BlazeFace is a fast, light-weight face detector from Google Research. Read more, Paper on arXiv
A pretrained model is available as part of Google's MediaPipe framework.
Besides a bounding box, BlazeFace also predicts 6 keypoints for face landmarks (2x eyes, 2x ears, nose, mouth).
Because BlazeFace is designed for use on mobile devices, the pretrained model is in TFLite format. However, I wanted to use it in CoreML and not TensorFlow.
NOTE: The MediaPipe model is slightly different from the model described in the BlazeFace paper. It uses depthwise convolutions with a 3x3 kernel, not 5x5. And it only uses "single" BlazeBlocks, not "double" ones.
The BlazePaper paper mentions that there are two versions of the model, one for the front-facing camera and one for the back-facing camera. This repo includes only the frontal camera model, as that is the only one I was able to find an official trained version for. The difference between the two models is the dataset they were trained on. As the paper says,
For the frontal camera model, only faces that occupy more than 20% of the image area were considered due to the intended use case (the threshold for the rear-facing camera model was 5%).

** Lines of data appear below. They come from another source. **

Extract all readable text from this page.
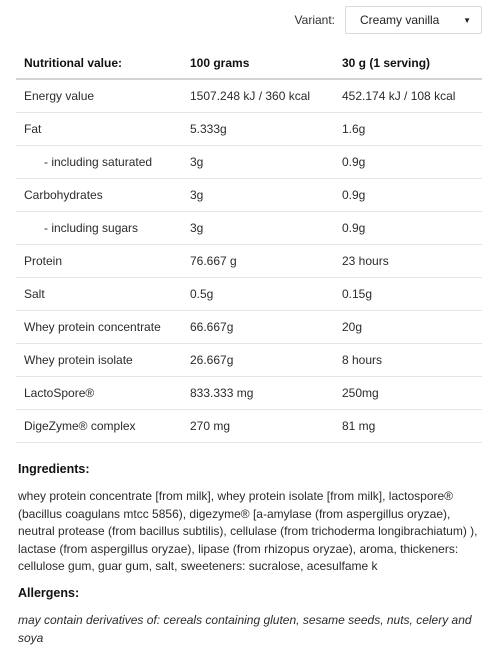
Variant: Creamy vanilla	▼
Nutritional value:	100 grams	30 g (1 serving)
Energy value	1507.248 kJ / 360 kcal	452.174 kJ / 108 kcal
Fat	5.333g	1.6g
- including saturated	3g	0.9g
Carbohydrates	3g	0.9g
- including sugars	3g	0.9g
Protein	76.667 g	23 hours
Salt	0.5g	0.15g
Whey protein concentrate	66.667g	20g
Whey protein isolate	26.667g	8 hours
LactoSpore®	833.333 mg	250mg
DigeZyme® complex	270 mg	81 mg
Ingredients:
whey protein concentrate [from milk], whey protein isolate [from milk], lactospore® (bacillus coagulans mtcc 5856), digezyme® [a-amylase (from aspergillus oryzae), neutral protease (from bacillus subtilis), cellulase (from trichoderma longibrachiatum) ), lactase (from aspergillus oryzae), lipase (from rhizopus oryzae), aroma, thickeners: cellulose gum, guar gum, salt, sweeteners: sucralose, acesulfame k
Allergens:
may contain derivatives of: cereals containing gluten, sesame seeds, nuts, celery and soya
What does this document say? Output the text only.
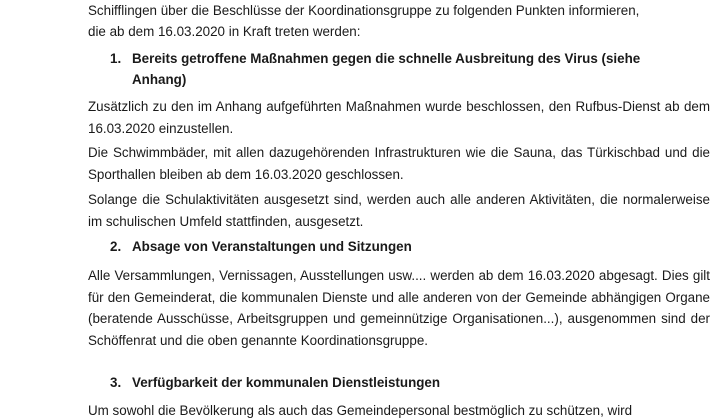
Schifflingen über die Beschlüsse der Koordinationsgruppe zu folgenden Punkten informieren,
die ab dem 16.03.2020 in Kraft treten werden:
1. Bereits getroffene Maßnahmen gegen die schnelle Ausbreitung des Virus (siehe
Anhang)
Zusätzlich zu den im Anhang aufgeführten Maßnahmen wurde beschlossen, den Rufbus-Dienst ab dem 16.03.2020 einzustellen.
Die Schwimmbäder, mit allen dazugehörenden Infrastrukturen wie die Sauna, das Türkischbad und die Sporthallen bleiben ab dem 16.03.2020 geschlossen.
Solange die Schulaktivitäten ausgesetzt sind, werden auch alle anderen Aktivitäten, die normalerweise im schulischen Umfeld stattfinden, ausgesetzt.
2. Absage von Veranstaltungen und Sitzungen
Alle Versammlungen, Vernissagen, Ausstellungen usw.... werden ab dem 16.03.2020 abgesagt. Dies gilt für den Gemeinderat, die kommunalen Dienste und alle anderen von der Gemeinde abhängigen Organe (beratende Ausschüsse, Arbeitsgruppen und gemeinnützige Organisationen...), ausgenommen sind der Schöffenrat und die oben genannte Koordinationsgruppe.
3. Verfügbarkeit der kommunalen Dienstleistungen
Um sowohl die Bevölkerung als auch das Gemeindepersonal bestmöglich zu schützen, wird
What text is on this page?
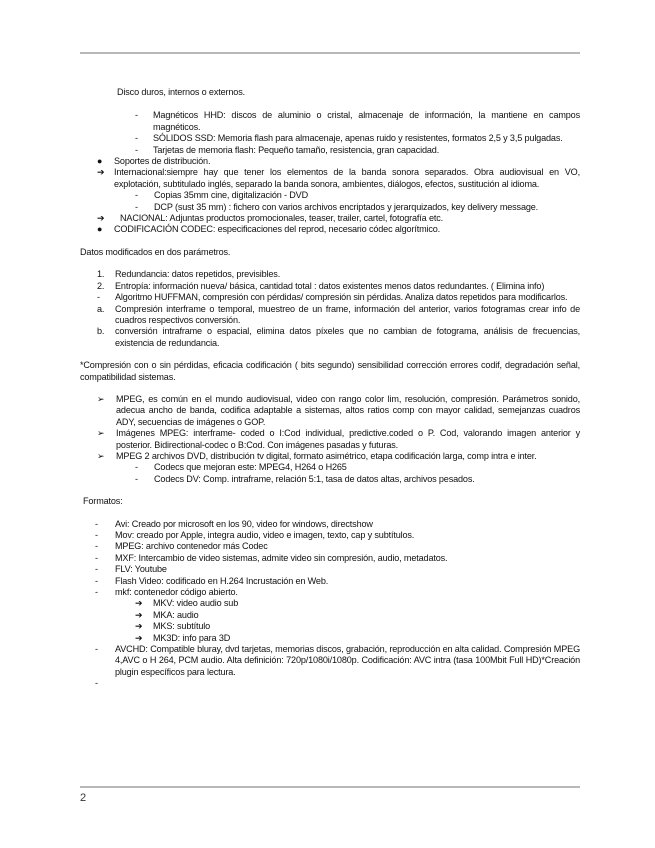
Disco duros, internos o externos.

-	Magnéticos HHD: discos de aluminio o cristal, almacenaje de información, la mantiene en campos magnéticos.
-	SÓLIDOS SSD: Memoria flash para almacenaje, apenas ruido y resistentes, formatos 2,5 y 3,5 pulgadas.
-	Tarjetas de memoria flash: Pequeño tamaño, resistencia, gran capacidad.
●	Soportes de distribución.
➔	Internacional:siempre hay que tener los elementos de la banda sonora separados. Obra audiovisual en VO, explotación, subtitulado inglés, separado la banda sonora, ambientes, diálogos, efectos, sustitución al idioma.
-	Copias 35mm cine, digitalización - DVD
-	DCP (sust 35 mm) : fichero con varios archivos encriptados y jerarquizados, key delivery message.
➔	NACIONAL: Adjuntas productos promocionales, teaser, trailer, cartel, fotografía etc.
●	CODIFICACIÓN CODEC: especificaciones del reprod, necesario códec algorítmico.

Datos modificados en dos parámetros.

1.	Redundancia: datos repetidos, previsibles.
2.	Entropía: información nueva/ básica, cantidad total : datos existentes menos datos redundantes. ( Elimina info)
-	Algoritmo HUFFMAN, compresión con pérdidas/ compresión sin pérdidas. Analiza datos repetidos para modificarlos.
a.	Compresión interframe o temporal, muestreo de un frame, información del anterior, varios fotogramas crear info de cuadros respectivos conversión.
b.	conversión intraframe o espacial, elimina datos píxeles que no cambian de fotograma, análisis de frecuencias, existencia de redundancia.

*Compresión con o sin pérdidas, eficacia codificación ( bits segundo) sensibilidad corrección errores codif, degradación señal, compatibilidad sistemas.

➢	MPEG, es común en el mundo audiovisual, video con rango color lim, resolución, compresión. Parámetros sonido, adecua ancho de banda, codifica adaptable a sistemas, altos ratios comp con mayor calidad, semejanzas cuadros ADY, secuencias de imágenes o GOP.
➢	Imágenes MPEG: interframe- coded o I:Cod individual, predictive.coded o P. Cod, valorando imagen anterior y posterior. Bidirectional-codec o B:Cod. Con imágenes pasadas y futuras.
➢	MPEG 2 archivos DVD, distribución tv digital, formato asimétrico, etapa codificación larga, comp intra e inter.
-	Codecs que mejoran este: MPEG4, H264 o H265
-	Codecs DV: Comp. intraframe, relación 5:1, tasa de datos altas, archivos pesados.

Formatos:

-	Avi: Creado por microsoft en los 90, video for windows, directshow
-	Mov: creado por Apple, integra audio, video e imagen, texto, cap y subtítulos.
-	MPEG: archivo contenedor más Codec
-	MXF: Intercambio de video sistemas, admite video sin compresión, audio, metadatos.
-	FLV: Youtube
-	Flash Video: codificado en H.264 Incrustación en Web.
-	mkf: contenedor código abierto.
➔	MKV: video audio sub
➔	MKA: audio
➔	MKS: subtítulo
➔	MK3D: info para 3D
-	AVCHD: Compatible bluray, dvd tarjetas, memorias discos, grabación, reproducción en alta calidad. Compresión MPEG 4,AVC o H 264, PCM audio. Alta definición: 720p/1080i/1080p. Codificación: AVC intra (tasa 100Mbit Full HD)*Creación plugin específicos para lectura.
-
2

This means the included model will not be able to detect faces that are relatively small. It's really intended for selfies, not for general-purpose face detection.
Essential ML files:
-
ML/blazeface.py: defines the
BlazeFace
class that does all the work -
ML/blazeface.pth: the weights for the trained model
-
ML/anchors.npy: lookup table with anchor boxes
ML Notebooks:
-
ML/GenAnchors.ipynb: creates anchor boxes and saves them as a binary file (ML/anchors.npy)
-
ML/Convert2PyTorch.ipynb: loads the weights from the TFLite model and converts them to PyTorch format (ML/blazeface.pth)
-
ML/InferencePyTorch.ipynb: shows how to use the
BlazeFace
class to make face detections -
ML/coremlconv.py: loads the weights from the PyTorch model and converts them to CoreML format
iOS CoreML App
- App/
Each face detection has 1 SIMD16 vector and 1 Float number consisting of landmarks(16 numbers) and confidence(1 number):
-
The first 8 numbers in landmarks describe:
bounding_box_xmin
bounding_box_xmax
right_eye_x
left_eye_x
nose_x
mouth_x
right_ear_x
left_ear_x
-
The last 8 numbers in landmarks describe:
bounding_box_ymin
bounding_box_ymax
right_eye_y
left_eye_y
nose_y
mouth_y
right_ear_y
left_ear_y
-
These are normalized coordinates (between 0 and 1).
-
SIMD16 is used for faster vector scaling.
-
The final number is the confidence score that this detection really is a face.
Each face detection is a PyTorch Tensor
consisting of 17 numbers:
-
The first 4 numbers describe the bounding box corners:
ymin, xmin, ymax, xmax
- These are normalized coordinates (between 0 and 1).
-
The next 12 numbers are the x,y-coordinates of the 6 facial landmark keypoints:
right_eye_x, right_eye_y
left_eye_x, left_eye_y
nose_x, nose_y
mouth_x, mouth_y
right_ear_x, right_ear_y
left_ear_x, left_ear_y
- Tip: these labeled as seen from the perspective of the person, so their right is your left.
-
The final number is the confidence score that this detection really is a face.
Included for testing are the following images:
-
ML/1face.png. Fei Fei Li by ITU Pictures, CC BY 2.0
-
ML/3faces.png. Geoffrey Hinton, Yoshua Bengio, Yann Lecun. Found at AIBuilders
-
ML/4faces.png from Andrew Ng’s Facebook page / KDnuggets
These images were scaled down to 128x128 pixels as that is the expected input size of the model.